In 2004, George W. Bush and FEMA left little room for error. Not long after Hurricane Charley first made landfall on Aug. 13, Bush declared the state a federal disaster area to release federal relief funds. Less than two days after Charley ripped through southwestern Florida, he was on the ground touring hard-hit neighborhoods.

Bush later made a handful of other Florida visits to review storm-related damage, but the story on the ground was not Bush's hand-holding. Rather, it was FEMA's performance.

Charley hit on a Friday. With emergency supply trucks pre-positioned at depots for rapid, post-storm deployment, the agency was able to deliver seven truckloads of ice, water, cots, blankets, baby food and building supplies by Sunday. On Monday, hundreds of federal housing inspectors were on the ground, and FEMA already had opened its first one-stop disaster relief center.

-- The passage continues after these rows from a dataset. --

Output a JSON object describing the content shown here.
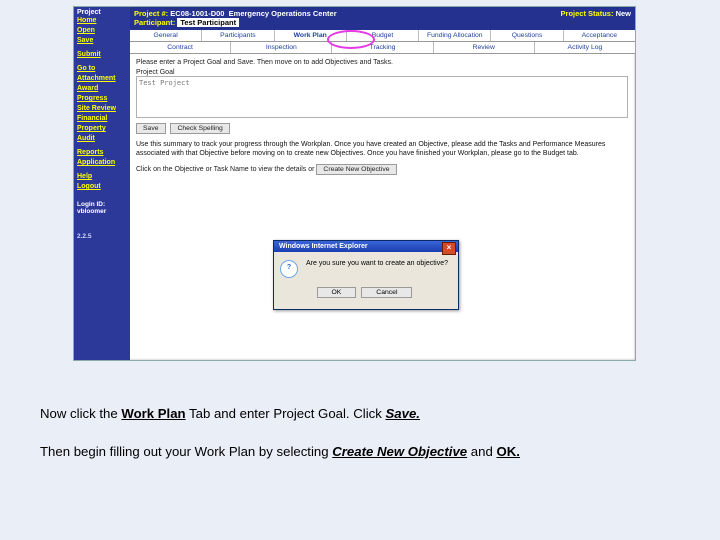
{
  "sidebar": {
    "title": "Project",
    "items": [
      "Home",
      "Open",
      "Save"
    ],
    "items2": [
      "Submit"
    ],
    "items3": [
      "Go to",
      "Attachment",
      "Award",
      "Progress",
      "Site Review",
      "Financial",
      "Property",
      "Audit"
    ],
    "items4": [
      "Reports",
      "Application"
    ],
    "items5": [
      "Help",
      "Logout"
    ],
    "login_label": "Login ID:",
    "login_user": "vbloomer",
    "version": "2.2.5"
  },
  "header": {
    "proj_lbl": "Project #:",
    "proj_val": "EC08-1001-D00",
    "proj_name": "Emergency Operations Center",
    "status_lbl": "Project Status:",
    "status_val": "New",
    "part_lbl": "Participant:",
    "part_val": "Test Participant"
  },
  "tabs_row1": [
    "General",
    "Participants",
    "Work Plan",
    "Budget",
    "Funding Allocation",
    "Questions",
    "Acceptance"
  ],
  "tabs_row2": [
    "Contract",
    "Inspection",
    "Tracking",
    "Review",
    "Activity Log"
  ],
  "body": {
    "hint": "Please enter a Project Goal and Save. Then move on to add Objectives and Tasks.",
    "goal_lbl": "Project Goal",
    "goal_val": "Test Project",
    "save": "Save",
    "spell": "Check Spelling",
    "summary": "Use this summary to track your progress through the Workplan. Once you have created an Objective, please add the Tasks and Performance Measures associated with that Objective before moving on to create new Objectives. Once you have finished your Workplan, please go to the Budget tab.",
    "click_line": "Click on the Objective or Task Name to view the details or",
    "new_obj": "Create New Objective"
  },
  "dialog": {
    "title": "Windows Internet Explorer",
    "msg": "Are you sure you want to create an objective?",
    "ok": "OK",
    "cancel": "Cancel"
  },
  "caption": {
    "line1_a": "Now click the ",
    "line1_b": "Work Plan",
    "line1_c": " Tab and enter Project Goal.  Click ",
    "line1_d": "Save.",
    "line2_a": "Then begin filling out your Work Plan by selecting ",
    "line2_b": "Create New Objective",
    "line2_c": " and ",
    "line2_d": "OK."
  }
}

By the end of September, three hurricanes later, the agency had processed 646,984 registrations for assistance with the help of phone lines operating 24 hours a day, seven days a week. Fifty-five shelters, 31 disaster recovery centers and six medical teams were in operation across the state. Federal and state assistance to households reached more than $361 million, nearly 300,000 housing inspections were completed, and roughly 150,000 waterproof tarps were provided for homeowners, according to FEMA figures.
Sense the whiff of proaction. Feel the electricity of purpose in the air. Visualize your resume listing that Ambassadorship to Lichtenstein or the assistant-assistant-executive-deputy-undersecretary-slot. Now that lights a fire no hurricane can blow out.

They say fish stinks from the head down. They also say "the buck stops here," and "the captain went down with his ship."

That last one is especially poignant, given the tide.